November 25, 2008|By JENNIFER FITCH

WAYNESBORO, Pa. -- Forty-two tables soon will be delivered for the new cafeteria being built at Waynesboro Area Senior High School, meaning students will be using it at the start of the new year.

Interior work continues on the $46 million renovation and expansion of the 48-year-old school, which last was renovated in 1989. The project officially kicked off with a groundbreaking in January 2007 and is expected to continue through late fall or early winter of 2009.

In the new auditorium, audio control panels were hung, carpet was put in place and some of the 1,600 seats have been installed.

"They're pushing for that to be open in the middle of December," said Jeff Adams, maintenance supervisor.

Although he hopes the auditorium will be completed in December, he said it is too early to have a good estimate.


The old auditorium has been converted into the cafeteria. According to Adams, construction workers plan to turn over the kitchen to the school district Dec. 2 so appliances can be installed.

Eight classrooms are in the midst of being renovated. When they are finished in February, teachers will move into them so another set of eight classrooms can be renovated. Adams estimated that 16 to 20 classrooms await renovation.

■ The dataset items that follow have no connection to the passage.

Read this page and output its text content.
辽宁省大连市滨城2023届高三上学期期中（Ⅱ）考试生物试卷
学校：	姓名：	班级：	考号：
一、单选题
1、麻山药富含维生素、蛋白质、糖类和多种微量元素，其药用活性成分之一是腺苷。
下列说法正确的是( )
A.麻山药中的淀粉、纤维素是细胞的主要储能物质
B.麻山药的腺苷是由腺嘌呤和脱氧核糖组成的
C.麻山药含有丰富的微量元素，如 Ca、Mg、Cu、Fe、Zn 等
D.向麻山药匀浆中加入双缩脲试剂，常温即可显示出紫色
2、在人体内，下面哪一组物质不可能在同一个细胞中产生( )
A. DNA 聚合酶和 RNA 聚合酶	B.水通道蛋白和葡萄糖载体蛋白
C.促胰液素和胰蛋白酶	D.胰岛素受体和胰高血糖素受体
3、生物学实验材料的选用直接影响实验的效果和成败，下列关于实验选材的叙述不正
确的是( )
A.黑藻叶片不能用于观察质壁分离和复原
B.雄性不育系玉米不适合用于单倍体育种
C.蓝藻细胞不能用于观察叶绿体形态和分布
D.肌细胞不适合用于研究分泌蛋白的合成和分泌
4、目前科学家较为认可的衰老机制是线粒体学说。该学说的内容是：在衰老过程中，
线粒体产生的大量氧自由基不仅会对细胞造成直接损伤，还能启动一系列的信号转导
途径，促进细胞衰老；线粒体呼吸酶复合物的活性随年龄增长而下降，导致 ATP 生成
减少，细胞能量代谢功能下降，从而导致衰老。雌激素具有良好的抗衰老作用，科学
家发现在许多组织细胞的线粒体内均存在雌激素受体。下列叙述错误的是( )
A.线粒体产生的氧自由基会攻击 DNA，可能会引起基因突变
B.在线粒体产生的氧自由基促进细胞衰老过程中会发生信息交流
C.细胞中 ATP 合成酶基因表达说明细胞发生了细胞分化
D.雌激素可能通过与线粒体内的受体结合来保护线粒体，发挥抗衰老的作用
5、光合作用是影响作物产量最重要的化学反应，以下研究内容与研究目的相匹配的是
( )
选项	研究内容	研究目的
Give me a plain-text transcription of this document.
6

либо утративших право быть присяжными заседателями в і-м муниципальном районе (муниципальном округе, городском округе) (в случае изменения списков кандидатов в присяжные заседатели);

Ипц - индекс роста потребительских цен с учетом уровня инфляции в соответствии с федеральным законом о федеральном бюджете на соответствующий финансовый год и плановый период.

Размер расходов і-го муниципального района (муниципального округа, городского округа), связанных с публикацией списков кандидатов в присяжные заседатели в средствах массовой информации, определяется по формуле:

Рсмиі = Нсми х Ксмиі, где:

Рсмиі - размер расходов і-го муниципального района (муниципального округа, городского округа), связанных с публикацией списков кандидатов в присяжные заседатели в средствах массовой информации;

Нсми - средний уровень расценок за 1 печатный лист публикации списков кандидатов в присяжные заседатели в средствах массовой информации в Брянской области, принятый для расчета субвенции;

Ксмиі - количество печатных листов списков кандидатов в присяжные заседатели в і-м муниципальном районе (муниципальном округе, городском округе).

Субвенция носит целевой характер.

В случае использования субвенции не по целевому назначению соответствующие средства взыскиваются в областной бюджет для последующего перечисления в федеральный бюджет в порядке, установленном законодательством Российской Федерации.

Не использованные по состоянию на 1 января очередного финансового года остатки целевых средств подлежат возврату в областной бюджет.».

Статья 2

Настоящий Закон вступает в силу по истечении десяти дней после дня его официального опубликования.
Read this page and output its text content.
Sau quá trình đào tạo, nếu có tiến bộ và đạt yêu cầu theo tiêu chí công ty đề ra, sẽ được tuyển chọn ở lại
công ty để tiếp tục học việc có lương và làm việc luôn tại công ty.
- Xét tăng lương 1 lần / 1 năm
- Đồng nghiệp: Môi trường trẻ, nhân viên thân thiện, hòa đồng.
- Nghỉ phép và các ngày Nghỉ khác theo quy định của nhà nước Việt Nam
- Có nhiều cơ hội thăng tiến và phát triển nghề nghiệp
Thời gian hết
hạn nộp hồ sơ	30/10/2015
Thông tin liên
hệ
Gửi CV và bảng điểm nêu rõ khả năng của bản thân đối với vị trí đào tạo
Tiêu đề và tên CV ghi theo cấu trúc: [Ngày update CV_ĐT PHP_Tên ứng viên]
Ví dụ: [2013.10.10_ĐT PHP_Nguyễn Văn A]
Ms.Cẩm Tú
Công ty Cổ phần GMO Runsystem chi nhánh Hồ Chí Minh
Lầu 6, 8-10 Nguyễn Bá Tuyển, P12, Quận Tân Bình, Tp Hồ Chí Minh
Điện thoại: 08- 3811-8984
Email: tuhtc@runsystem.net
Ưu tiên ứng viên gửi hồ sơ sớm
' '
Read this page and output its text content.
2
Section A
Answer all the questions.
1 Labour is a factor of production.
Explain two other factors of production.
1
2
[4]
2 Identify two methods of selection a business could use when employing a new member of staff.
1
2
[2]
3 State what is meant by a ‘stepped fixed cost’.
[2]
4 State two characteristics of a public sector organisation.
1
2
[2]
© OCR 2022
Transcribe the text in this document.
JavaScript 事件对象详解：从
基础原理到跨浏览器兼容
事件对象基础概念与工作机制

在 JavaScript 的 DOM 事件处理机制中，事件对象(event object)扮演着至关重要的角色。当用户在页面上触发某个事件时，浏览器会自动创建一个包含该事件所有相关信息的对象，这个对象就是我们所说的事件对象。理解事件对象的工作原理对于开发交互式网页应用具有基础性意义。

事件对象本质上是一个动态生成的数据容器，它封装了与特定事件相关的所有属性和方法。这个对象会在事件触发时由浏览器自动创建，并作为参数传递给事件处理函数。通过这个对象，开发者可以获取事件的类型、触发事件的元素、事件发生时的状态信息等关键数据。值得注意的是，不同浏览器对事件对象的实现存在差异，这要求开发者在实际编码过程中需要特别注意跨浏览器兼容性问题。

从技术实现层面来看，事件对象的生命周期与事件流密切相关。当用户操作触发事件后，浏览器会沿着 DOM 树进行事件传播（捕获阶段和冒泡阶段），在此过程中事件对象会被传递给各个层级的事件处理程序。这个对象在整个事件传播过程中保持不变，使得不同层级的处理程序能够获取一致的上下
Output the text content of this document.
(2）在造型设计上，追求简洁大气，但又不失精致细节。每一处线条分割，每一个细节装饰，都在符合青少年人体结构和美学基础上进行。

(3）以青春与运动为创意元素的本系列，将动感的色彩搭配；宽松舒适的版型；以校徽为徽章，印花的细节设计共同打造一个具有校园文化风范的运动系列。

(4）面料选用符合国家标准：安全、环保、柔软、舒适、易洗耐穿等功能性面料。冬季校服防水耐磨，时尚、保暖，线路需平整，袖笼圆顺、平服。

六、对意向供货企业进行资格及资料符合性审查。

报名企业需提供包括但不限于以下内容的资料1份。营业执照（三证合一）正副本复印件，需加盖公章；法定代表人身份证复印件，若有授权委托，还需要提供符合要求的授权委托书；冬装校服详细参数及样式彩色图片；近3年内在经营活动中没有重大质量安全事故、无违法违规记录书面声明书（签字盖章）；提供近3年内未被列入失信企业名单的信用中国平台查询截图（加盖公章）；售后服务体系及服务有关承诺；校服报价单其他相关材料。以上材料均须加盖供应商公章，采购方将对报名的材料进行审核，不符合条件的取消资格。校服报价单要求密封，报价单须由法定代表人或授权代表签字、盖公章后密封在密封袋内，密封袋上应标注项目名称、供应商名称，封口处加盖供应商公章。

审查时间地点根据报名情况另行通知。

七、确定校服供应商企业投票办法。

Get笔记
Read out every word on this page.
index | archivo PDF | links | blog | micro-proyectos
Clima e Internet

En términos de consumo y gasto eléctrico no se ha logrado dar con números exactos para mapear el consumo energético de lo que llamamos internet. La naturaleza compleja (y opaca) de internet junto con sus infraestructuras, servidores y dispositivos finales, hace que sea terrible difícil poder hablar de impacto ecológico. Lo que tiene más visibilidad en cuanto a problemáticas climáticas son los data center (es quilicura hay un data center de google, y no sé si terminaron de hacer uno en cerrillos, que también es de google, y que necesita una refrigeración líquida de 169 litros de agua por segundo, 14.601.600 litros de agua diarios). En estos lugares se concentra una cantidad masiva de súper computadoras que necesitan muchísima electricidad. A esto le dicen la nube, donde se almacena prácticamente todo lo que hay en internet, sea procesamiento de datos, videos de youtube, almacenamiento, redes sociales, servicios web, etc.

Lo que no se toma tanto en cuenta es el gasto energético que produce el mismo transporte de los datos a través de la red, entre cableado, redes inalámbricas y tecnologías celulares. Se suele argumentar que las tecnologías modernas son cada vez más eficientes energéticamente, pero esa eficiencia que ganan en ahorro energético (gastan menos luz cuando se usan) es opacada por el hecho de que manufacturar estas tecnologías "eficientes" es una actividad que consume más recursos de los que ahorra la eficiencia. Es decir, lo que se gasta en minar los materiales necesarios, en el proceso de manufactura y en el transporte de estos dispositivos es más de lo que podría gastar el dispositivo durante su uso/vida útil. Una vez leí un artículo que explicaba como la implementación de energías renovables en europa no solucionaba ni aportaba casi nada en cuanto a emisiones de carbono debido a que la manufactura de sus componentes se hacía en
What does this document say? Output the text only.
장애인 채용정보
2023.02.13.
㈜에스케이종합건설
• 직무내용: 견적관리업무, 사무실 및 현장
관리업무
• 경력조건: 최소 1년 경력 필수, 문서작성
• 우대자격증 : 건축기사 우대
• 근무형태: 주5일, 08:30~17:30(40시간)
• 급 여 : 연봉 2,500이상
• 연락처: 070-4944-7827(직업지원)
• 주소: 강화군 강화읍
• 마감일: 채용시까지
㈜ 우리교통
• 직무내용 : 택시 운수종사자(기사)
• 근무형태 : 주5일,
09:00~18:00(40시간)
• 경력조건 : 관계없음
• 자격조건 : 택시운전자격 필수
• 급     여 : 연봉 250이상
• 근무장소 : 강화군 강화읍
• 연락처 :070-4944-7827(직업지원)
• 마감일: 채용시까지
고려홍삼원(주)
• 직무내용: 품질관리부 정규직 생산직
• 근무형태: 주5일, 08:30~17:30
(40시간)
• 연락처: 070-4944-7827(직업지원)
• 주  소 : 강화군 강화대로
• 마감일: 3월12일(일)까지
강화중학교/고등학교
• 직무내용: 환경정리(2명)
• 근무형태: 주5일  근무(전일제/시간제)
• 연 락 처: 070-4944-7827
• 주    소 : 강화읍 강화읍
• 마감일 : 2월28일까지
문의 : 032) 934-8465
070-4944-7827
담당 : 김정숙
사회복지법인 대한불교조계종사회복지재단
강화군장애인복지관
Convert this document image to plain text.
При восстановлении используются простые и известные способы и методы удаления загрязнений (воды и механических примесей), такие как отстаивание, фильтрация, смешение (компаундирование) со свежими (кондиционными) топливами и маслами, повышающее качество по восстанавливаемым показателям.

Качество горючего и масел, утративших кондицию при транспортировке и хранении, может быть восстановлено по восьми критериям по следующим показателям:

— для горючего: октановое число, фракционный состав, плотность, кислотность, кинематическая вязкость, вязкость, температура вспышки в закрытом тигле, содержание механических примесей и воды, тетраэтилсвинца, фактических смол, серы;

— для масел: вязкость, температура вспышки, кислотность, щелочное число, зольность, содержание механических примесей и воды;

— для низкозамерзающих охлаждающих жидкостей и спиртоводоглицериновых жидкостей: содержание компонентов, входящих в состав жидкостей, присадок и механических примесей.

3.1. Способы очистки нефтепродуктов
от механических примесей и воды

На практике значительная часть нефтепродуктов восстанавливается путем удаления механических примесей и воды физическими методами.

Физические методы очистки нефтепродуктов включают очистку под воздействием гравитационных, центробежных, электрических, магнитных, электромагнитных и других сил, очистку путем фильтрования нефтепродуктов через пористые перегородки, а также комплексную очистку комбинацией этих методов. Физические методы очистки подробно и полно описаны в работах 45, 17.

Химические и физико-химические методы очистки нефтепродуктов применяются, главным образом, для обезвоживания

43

That coordination of making rooms available to teachers and students has proved to be one of the most daunting tasks, Adams said.

"It's almost like a wave of a football team. Here goes defense, now offense comes in," he said.

The new three-court gymnasium, on the ground level of the four-story school, has been used for several indoor sports in the past few months. Much of Adams' pride in the project comes from being on that end of the school, where he said you can see elegant details and craftsmanship displayed.

"It's amazing what they can do," he said.

Much of the building -- which was previously 180,000 square feet and had another 108,000 square feet added -- will be heated this winter using a geothermal well system.

"The new system is working fine. It's going to be a super payback," Adams said, commenting on energy savings.

Adams expects that continued renovation could present some stumbling blocks. He explained that unforeseen problems occasionally are hidden behind walls that are then opened.

The final stages of the project will include landscaping and the partial demolition of "D Wing" to allow better truck access.